New Zealand, van Arkel said, was lagging well behind the US with an annual average of 53 visits a person.
"Pies, sushi, steakhouses, beverage bars and ice cream are all possible areas of interest where strong franchises exist overseas," he said.
"We have a small team that monitors these opportunities and, should we commit to proceeding with the New Zealand franchise for any of these, our strategy would be a gradual introduction and test of any such opportunity rather than betting the farm."
Van Arkel did not name any of the overseas franchises that the company had in mind.
Restaurant Brands announced late last year that it would establish American burger chain Carl's Jr as its fourth brand in this country.
Chief executive Russel Creedy said the company hoped to open its first Carl's Jr site in October and planned at least 25 stores over the next five years.

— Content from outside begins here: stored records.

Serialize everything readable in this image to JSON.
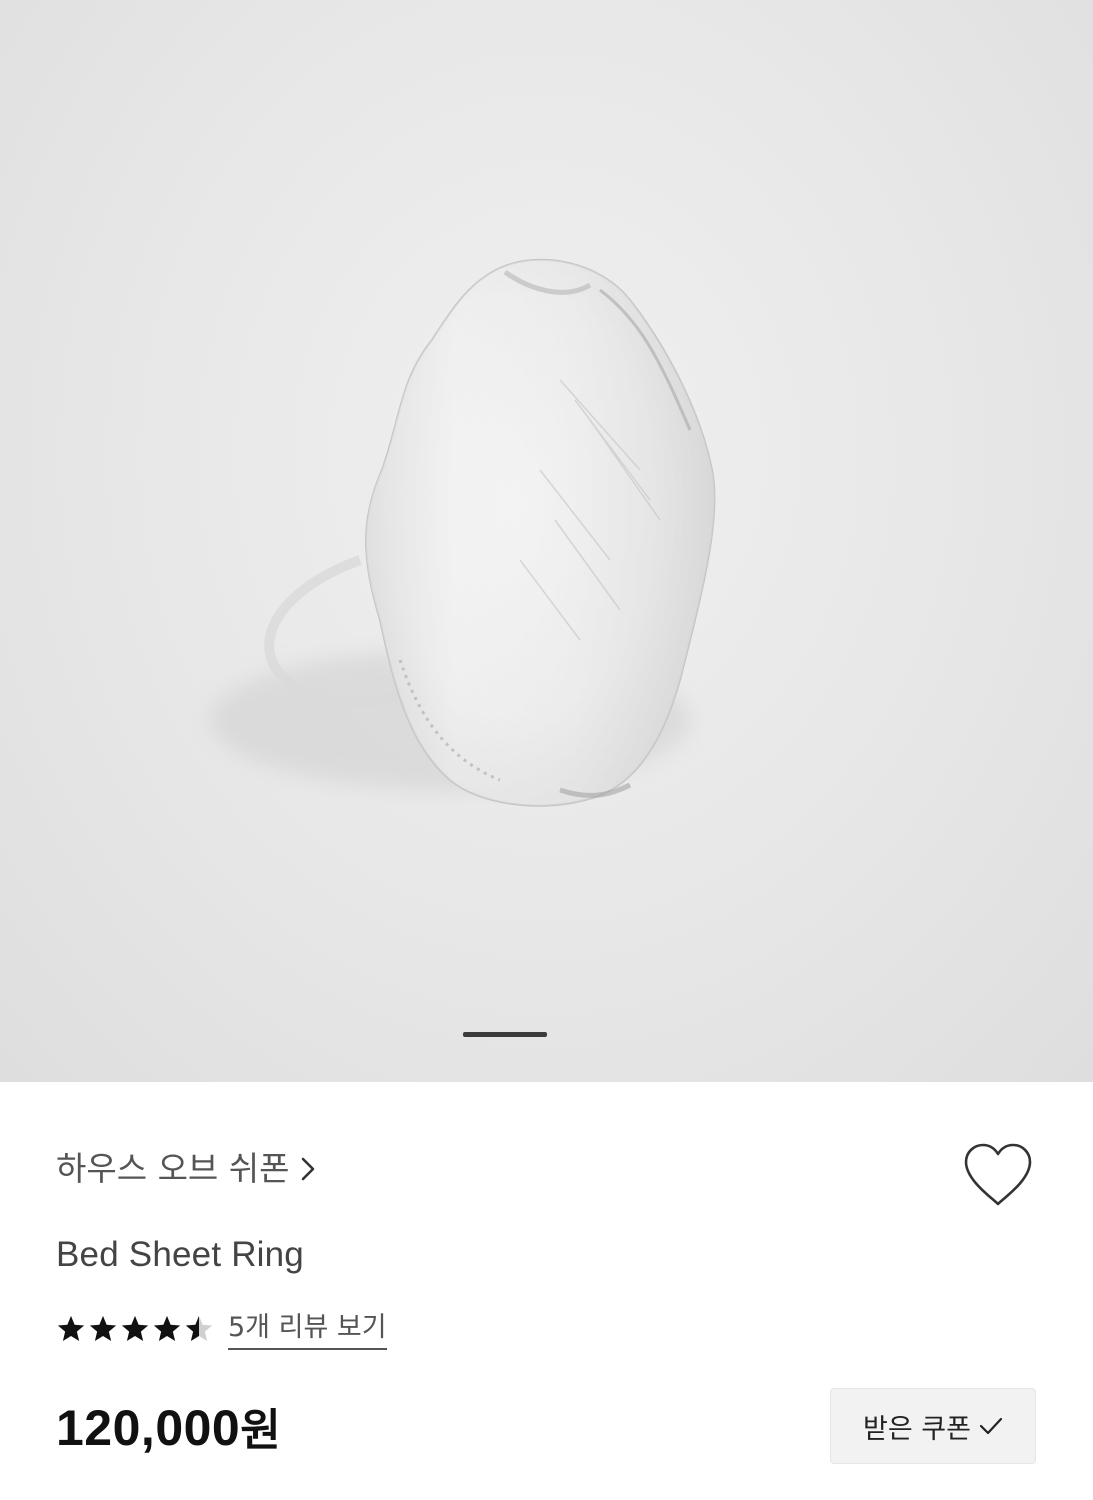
{
  "product_image": {
    "alt": "Bed Sheet Ring",
    "pager_active_index": 0
  },
  "brand": {
    "name": "하우스 오브 쉬폰",
    "chevron_icon": "chevron-right-icon"
  },
  "wishlist": {
    "icon": "heart-outline-icon"
  },
  "product": {
    "title": "Bed Sheet Ring",
    "rating": 4.5,
    "rating_max": 5,
    "review_link": "5개 리뷰 보기",
    "price": "120,000",
    "currency": "원"
  },
  "coupon": {
    "label": "받은 쿠폰",
    "icon": "check-icon"
  },
  "colors": {
    "text_dark": "#111111",
    "text_muted": "#555555",
    "button_bg": "#f2f2f2",
    "image_bg": "#e7e7e7"
  }
}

"We have a great deal of enthusiasm for this brand and believe it has the potential to be our second biggest business within the next five years," Creedy said.
An existing franchisee, part-owned by former All Black Michael Jones, operates two Carl's Jr stores in Auckland's Takanini and St Johns, and has rights to develop a limited number of further sites in the city.
In April Restaurant Brands reported a full-year net profit, excluding non-trading items, of $18.4 million for the 12 months to February 29, a 27 per cent drop on the same period a year earlier.
At the annual meeting the company reconfirmed net profit for the current full-year would be at least the same as last year.
Restaurant Brands shares closed unchanged at $2.08 on Friday.